La escuela consistía en una pequeña cabaña de madera inacabada. Dentro se
respiraba un ambiente cargadísimo. No había ventiladores. Habían cortado la
electricidad, así que iluminaban la escuela con faroles. El hombre se encontró
con una multitud de gente del gueto, hombres y mujeres jóvenes, diestramente
burlados en su intenso apetito de saber por unos conocimientos mínimos, unos
certificados que les ayudasen a encontrar trabajo. Estaban encajonados en aulas
que carecían de casi todo: mesas, sillas, pizarras, profesores, máquinas de
escribir y libros. Lo que vio lo convenció. Descubrió a Ifeyiwa riéndose en un
grupo de chicos y chicas. Le brillaba la cara de sudor. Tenía los ojos
animados. Poseía una sociabilidad y un brillo que él nunca había visto en ella.

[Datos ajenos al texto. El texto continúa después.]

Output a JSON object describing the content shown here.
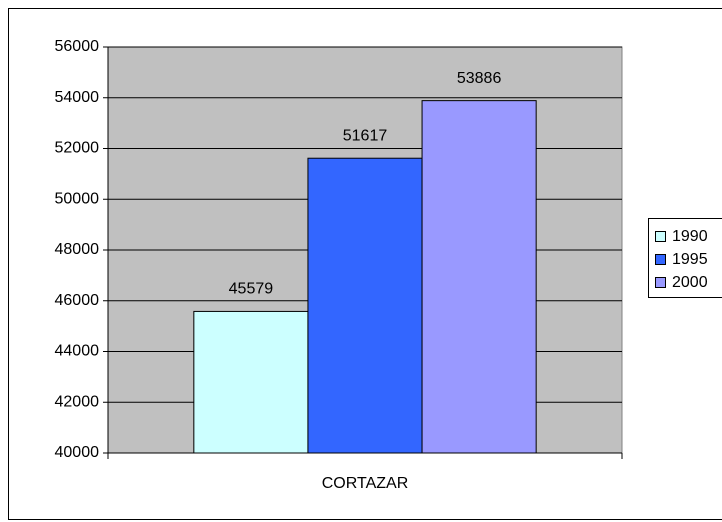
{
  "chart_data": {
    "type": "bar",
    "categories": [
      "CORTAZAR"
    ],
    "series": [
      {
        "name": "1990",
        "color": "#ccffff",
        "values": [
          45579
        ]
      },
      {
        "name": "1995",
        "color": "#3366ff",
        "values": [
          51617
        ]
      },
      {
        "name": "2000",
        "color": "#9999ff",
        "values": [
          53886
        ]
      }
    ],
    "ylim": [
      40000,
      56000
    ],
    "yticks": [
      40000,
      42000,
      44000,
      46000,
      48000,
      50000,
      52000,
      54000,
      56000
    ],
    "grid": true,
    "legend": "right",
    "plot_background": "#c0c0c0"
  }
}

Su corazón fue lacerado por el hecho de que Ifeyiwa pareciera más natural con
su grupo de edad que con él. Y más que eso le dolía el sentimiento de que
cuando ella abandonaba su compañía, se convertía en otra persona, cambiaba y se
hacía inaccesible para él. Arrollado por un ataque de celos, entró en tromba
hasta el grupo de chicos y chicas que charlaban, agarró a Ifeyiwa del brazo y
se la llevó a casa. Le prohibió volver a clase.

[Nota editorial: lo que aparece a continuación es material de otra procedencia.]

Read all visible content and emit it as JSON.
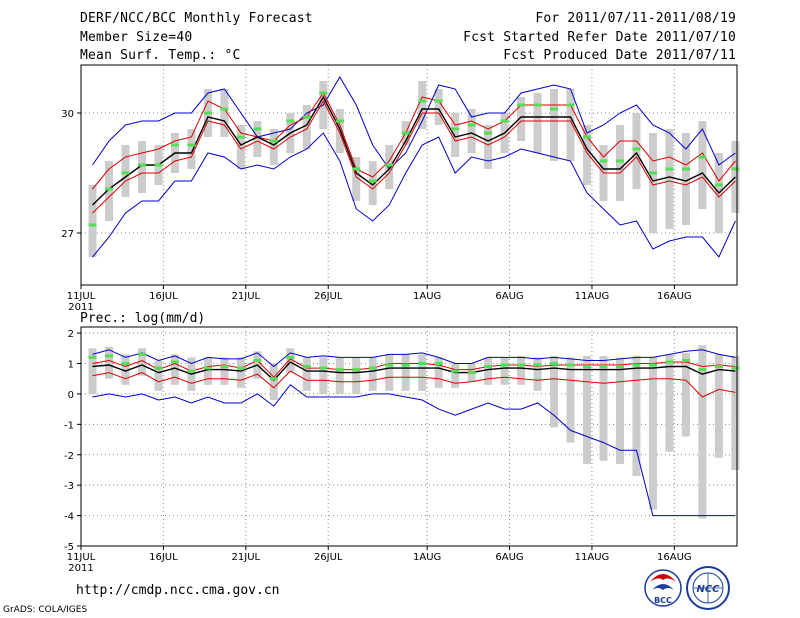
{
  "header": {
    "title": "DERF/NCC/BCC Monthly Forecast",
    "member_size": "Member Size=40",
    "variable": "Mean Surf. Temp.: °C",
    "period": "For 2011/07/11-2011/08/19",
    "started": "Fcst Started Refer Date 2011/07/10",
    "produced": "Fcst Produced Date 2011/07/11"
  },
  "footer": {
    "url": "http://cmdp.ncc.cma.gov.cn",
    "credit": "GrADS: COLA/IGES",
    "logo_bcc": "BCC",
    "logo_ncc": "NCC"
  },
  "colors": {
    "max_line": "#0000cc",
    "min_line": "#0000cc",
    "spread_lines": "#dd0000",
    "mean_line": "#000000",
    "box": "#cccccc",
    "median_tick": "#55dd55"
  },
  "chart_data": [
    {
      "type": "line",
      "title": "Mean Surf. Temp.: °C",
      "ylabel": "°C",
      "ylim": [
        25.7,
        31.2
      ],
      "yticks": [
        27,
        30
      ],
      "ytick_labels": [
        "27",
        "30"
      ],
      "xlim": [
        0,
        39.8
      ],
      "xticks": [
        0,
        5,
        10,
        15,
        21,
        26,
        31,
        36
      ],
      "xtick_labels": [
        "11JUL",
        "16JUL",
        "21JUL",
        "26JUL",
        "1AUG",
        "6AUG",
        "11AUG",
        "16AUG"
      ],
      "xtick_sublabels": [
        "2011",
        "",
        "",
        "",
        "",
        "",
        "",
        ""
      ],
      "grid": true,
      "series": [
        {
          "name": "max",
          "values": [
            28.7,
            29.3,
            29.7,
            29.8,
            29.8,
            30.0,
            30.0,
            30.5,
            30.6,
            30.0,
            29.4,
            29.5,
            29.6,
            30.0,
            30.2,
            30.9,
            30.2,
            29.2,
            28.6,
            29.0,
            29.8,
            30.7,
            30.6,
            29.9,
            30.0,
            30.0,
            30.5,
            30.6,
            30.7,
            30.6,
            29.5,
            29.7,
            30.0,
            30.2,
            29.7,
            29.5,
            29.1,
            29.6,
            28.7,
            29.0
          ]
        },
        {
          "name": "spread_high",
          "values": [
            28.1,
            28.6,
            28.9,
            29.0,
            29.1,
            29.3,
            29.4,
            30.3,
            30.1,
            29.5,
            29.4,
            29.3,
            29.7,
            29.9,
            30.5,
            29.7,
            28.6,
            28.4,
            28.8,
            29.5,
            30.4,
            30.3,
            29.7,
            29.8,
            29.6,
            29.8,
            30.2,
            30.2,
            30.2,
            30.2,
            29.4,
            28.9,
            29.3,
            29.3,
            28.8,
            28.9,
            28.7,
            29.0,
            28.3,
            28.8
          ]
        },
        {
          "name": "mean",
          "values": [
            27.7,
            28.1,
            28.4,
            28.7,
            28.7,
            29.0,
            29.0,
            29.9,
            29.8,
            29.2,
            29.4,
            29.2,
            29.5,
            29.7,
            30.4,
            29.6,
            28.5,
            28.2,
            28.6,
            29.3,
            30.1,
            30.1,
            29.4,
            29.5,
            29.3,
            29.5,
            29.9,
            29.9,
            29.9,
            29.9,
            29.1,
            28.6,
            28.6,
            29.0,
            28.3,
            28.4,
            28.3,
            28.5,
            28.0,
            28.4
          ]
        },
        {
          "name": "spread_low",
          "values": [
            27.5,
            27.9,
            28.3,
            28.5,
            28.5,
            28.8,
            28.9,
            29.8,
            29.7,
            29.1,
            29.3,
            29.1,
            29.4,
            29.6,
            30.3,
            29.5,
            28.4,
            28.1,
            28.5,
            29.2,
            30.0,
            30.0,
            29.3,
            29.4,
            29.2,
            29.4,
            29.8,
            29.8,
            29.8,
            29.8,
            29.0,
            28.5,
            28.5,
            28.9,
            28.2,
            28.3,
            28.2,
            28.4,
            27.9,
            28.3
          ]
        },
        {
          "name": "min",
          "values": [
            26.4,
            26.9,
            27.5,
            27.8,
            27.8,
            28.3,
            28.3,
            29.0,
            28.9,
            28.6,
            28.7,
            28.6,
            28.9,
            29.1,
            29.5,
            28.8,
            27.6,
            27.3,
            27.7,
            28.5,
            29.2,
            29.4,
            28.5,
            28.9,
            28.8,
            28.9,
            29.1,
            29.0,
            28.9,
            28.8,
            28.0,
            27.6,
            27.2,
            27.3,
            26.6,
            26.8,
            26.9,
            26.9,
            26.4,
            27.3
          ]
        },
        {
          "name": "median",
          "values": [
            27.2,
            28.1,
            28.5,
            28.7,
            28.7,
            29.2,
            29.2,
            30.0,
            30.1,
            29.4,
            29.6,
            29.3,
            29.8,
            29.9,
            30.5,
            29.8,
            28.6,
            28.3,
            28.7,
            29.5,
            30.3,
            30.3,
            29.6,
            29.7,
            29.5,
            29.8,
            30.2,
            30.2,
            30.1,
            30.2,
            29.4,
            28.8,
            28.8,
            29.1,
            28.5,
            28.6,
            28.6,
            28.9,
            28.2,
            28.6
          ]
        }
      ],
      "boxes": {
        "high": [
          28.2,
          28.8,
          29.2,
          29.3,
          29.2,
          29.5,
          29.6,
          30.6,
          30.6,
          29.7,
          29.8,
          29.6,
          30.0,
          30.2,
          30.8,
          30.1,
          28.9,
          28.8,
          29.2,
          29.8,
          30.8,
          30.6,
          30.0,
          30.1,
          29.7,
          30.0,
          30.4,
          30.5,
          30.6,
          30.6,
          29.7,
          29.2,
          29.7,
          30.0,
          29.5,
          29.6,
          29.5,
          29.8,
          29.0,
          29.3
        ],
        "low": [
          26.4,
          27.3,
          27.9,
          28.0,
          28.2,
          28.5,
          28.6,
          29.4,
          29.4,
          28.6,
          28.9,
          28.7,
          29.0,
          29.1,
          29.6,
          29.0,
          27.8,
          27.7,
          28.1,
          29.2,
          29.6,
          29.7,
          28.9,
          29.0,
          28.6,
          29.0,
          29.3,
          29.0,
          28.8,
          28.8,
          28.2,
          27.8,
          27.8,
          28.1,
          27.0,
          27.1,
          27.2,
          27.6,
          27.0,
          27.5
        ]
      }
    },
    {
      "type": "line",
      "title": "Prec.: log(mm/d)",
      "ylabel": "log(mm/d)",
      "ylim": [
        -5,
        2.2
      ],
      "yticks": [
        -5,
        -4,
        -3,
        -2,
        -1,
        0,
        1,
        2
      ],
      "ytick_labels": [
        "-5",
        "-4",
        "-3",
        "-2",
        "-1",
        "0",
        "1",
        "2"
      ],
      "xlim": [
        0,
        39.8
      ],
      "xticks": [
        0,
        5,
        10,
        15,
        21,
        26,
        31,
        36
      ],
      "xtick_labels": [
        "11JUL",
        "16JUL",
        "21JUL",
        "26JUL",
        "1AUG",
        "6AUG",
        "11AUG",
        "16AUG"
      ],
      "xtick_sublabels": [
        "2011",
        "",
        "",
        "",
        "",
        "",
        "",
        ""
      ],
      "grid": true,
      "series": [
        {
          "name": "max",
          "values": [
            1.3,
            1.45,
            1.2,
            1.35,
            1.1,
            1.25,
            1.0,
            1.2,
            1.15,
            1.15,
            1.35,
            0.9,
            1.35,
            1.2,
            1.25,
            1.2,
            1.2,
            1.2,
            1.3,
            1.3,
            1.35,
            1.2,
            1.0,
            1.0,
            1.2,
            1.2,
            1.2,
            1.15,
            1.2,
            1.15,
            1.1,
            1.1,
            1.15,
            1.2,
            1.2,
            1.3,
            1.4,
            1.45,
            1.3,
            1.2
          ]
        },
        {
          "name": "spread_high",
          "values": [
            1.0,
            1.1,
            0.9,
            1.1,
            0.8,
            1.0,
            0.75,
            0.9,
            0.95,
            0.85,
            1.1,
            0.55,
            1.15,
            0.85,
            0.85,
            0.8,
            0.8,
            0.85,
            1.0,
            1.0,
            1.0,
            0.95,
            0.8,
            0.8,
            0.9,
            0.95,
            0.95,
            0.9,
            0.95,
            0.95,
            0.95,
            0.95,
            0.95,
            1.0,
            1.0,
            1.05,
            1.05,
            0.9,
            0.95,
            0.9
          ]
        },
        {
          "name": "mean",
          "values": [
            0.9,
            0.95,
            0.75,
            0.95,
            0.7,
            0.85,
            0.65,
            0.8,
            0.8,
            0.75,
            0.95,
            0.45,
            1.05,
            0.75,
            0.75,
            0.7,
            0.7,
            0.75,
            0.85,
            0.85,
            0.85,
            0.85,
            0.7,
            0.7,
            0.8,
            0.85,
            0.85,
            0.8,
            0.85,
            0.8,
            0.8,
            0.8,
            0.8,
            0.85,
            0.85,
            0.9,
            0.9,
            0.65,
            0.8,
            0.75
          ]
        },
        {
          "name": "spread_low",
          "values": [
            0.6,
            0.7,
            0.5,
            0.7,
            0.4,
            0.55,
            0.35,
            0.5,
            0.5,
            0.45,
            0.65,
            0.2,
            0.75,
            0.45,
            0.45,
            0.4,
            0.4,
            0.45,
            0.55,
            0.55,
            0.55,
            0.5,
            0.35,
            0.4,
            0.5,
            0.55,
            0.5,
            0.45,
            0.5,
            0.45,
            0.4,
            0.35,
            0.4,
            0.45,
            0.5,
            0.5,
            0.45,
            -0.1,
            0.15,
            0.05
          ]
        },
        {
          "name": "min",
          "values": [
            -0.1,
            0.0,
            -0.1,
            0.0,
            -0.2,
            -0.1,
            -0.3,
            -0.1,
            -0.3,
            -0.3,
            0.0,
            -0.4,
            0.3,
            -0.1,
            -0.1,
            -0.1,
            -0.1,
            0.0,
            0.0,
            -0.1,
            -0.2,
            -0.5,
            -0.7,
            -0.5,
            -0.3,
            -0.5,
            -0.5,
            -0.3,
            -0.7,
            -1.2,
            -1.4,
            -1.6,
            -1.85,
            -1.85,
            -4.0,
            -4.0,
            -4.0,
            -4.0,
            -4.0,
            -4.0
          ]
        },
        {
          "name": "median",
          "values": [
            1.2,
            1.25,
            1.0,
            1.3,
            0.85,
            1.05,
            0.75,
            0.85,
            0.9,
            0.85,
            1.1,
            0.5,
            1.2,
            0.9,
            0.85,
            0.8,
            0.8,
            0.85,
            0.95,
            0.95,
            1.0,
            1.0,
            0.75,
            0.7,
            0.9,
            0.95,
            0.95,
            0.95,
            1.0,
            0.95,
            0.9,
            0.9,
            0.9,
            0.95,
            0.95,
            1.05,
            1.1,
            0.8,
            0.9,
            0.85
          ]
        }
      ],
      "boxes": {
        "high": [
          1.5,
          1.55,
          1.3,
          1.5,
          1.1,
          1.3,
          1.2,
          1.2,
          1.2,
          1.2,
          1.4,
          1.0,
          1.5,
          1.2,
          1.2,
          1.2,
          1.2,
          1.2,
          1.3,
          1.3,
          1.3,
          1.2,
          1.0,
          1.0,
          1.2,
          1.2,
          1.25,
          1.2,
          1.25,
          1.2,
          1.25,
          1.25,
          1.2,
          1.25,
          1.2,
          1.3,
          1.35,
          1.6,
          1.3,
          1.25
        ],
        "low": [
          0.0,
          0.5,
          0.3,
          0.6,
          0.1,
          0.3,
          0.1,
          0.3,
          0.3,
          0.2,
          0.5,
          -0.2,
          0.7,
          0.1,
          0.0,
          0.0,
          0.0,
          0.1,
          0.1,
          0.1,
          0.1,
          0.2,
          0.2,
          0.4,
          0.3,
          0.3,
          0.3,
          0.1,
          -1.1,
          -1.6,
          -2.3,
          -2.2,
          -2.3,
          -2.7,
          -3.8,
          -1.9,
          -1.4,
          -4.1,
          -2.1,
          -2.5
        ]
      }
    }
  ]
}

Ifeyiwa se sumió en la desesperación. Su
paciencia y su silencio se volvieron agrios. Su mente empezó a funcionar de
manera extraña. La asaltaban fantasías de que asesinaba a su marido. Las
fantasías se hicieron tan intensas y detalladas que le dio miedo. Después se
puso a soñar que su marido se transformaba en un monstruo peludo que la
encerraba en el sótano. En uno de esos sueños ella cogía un cuchillo y lo
mataba, entonces se reía hasta que la oscuridad lo cubría. Al despertarse
descubría que su marido la estaba zarandeando. La miraba con ojos de extrañeza
y le preguntaba por qué se reía en sueños. El contraste la horrorizaba. Pero
entonces murmuraba algo, se daba la vuelta y fingía quedarse dormida otra vez.
Después de aquella noche le dio por dormir en el suelo. Pocos días más tarde,
su marido se puso enfermo y ella se convenció de que lo había envenenado con
unas artimañas de las que no era consciente. Fomentó una mórbida sospecha de
decadencia, de castigo y de visitaciones. Estaba invadida por sueños de ratas y
de bosques asfixiantes. Empezó a considerarse una proveedora de tristeza”.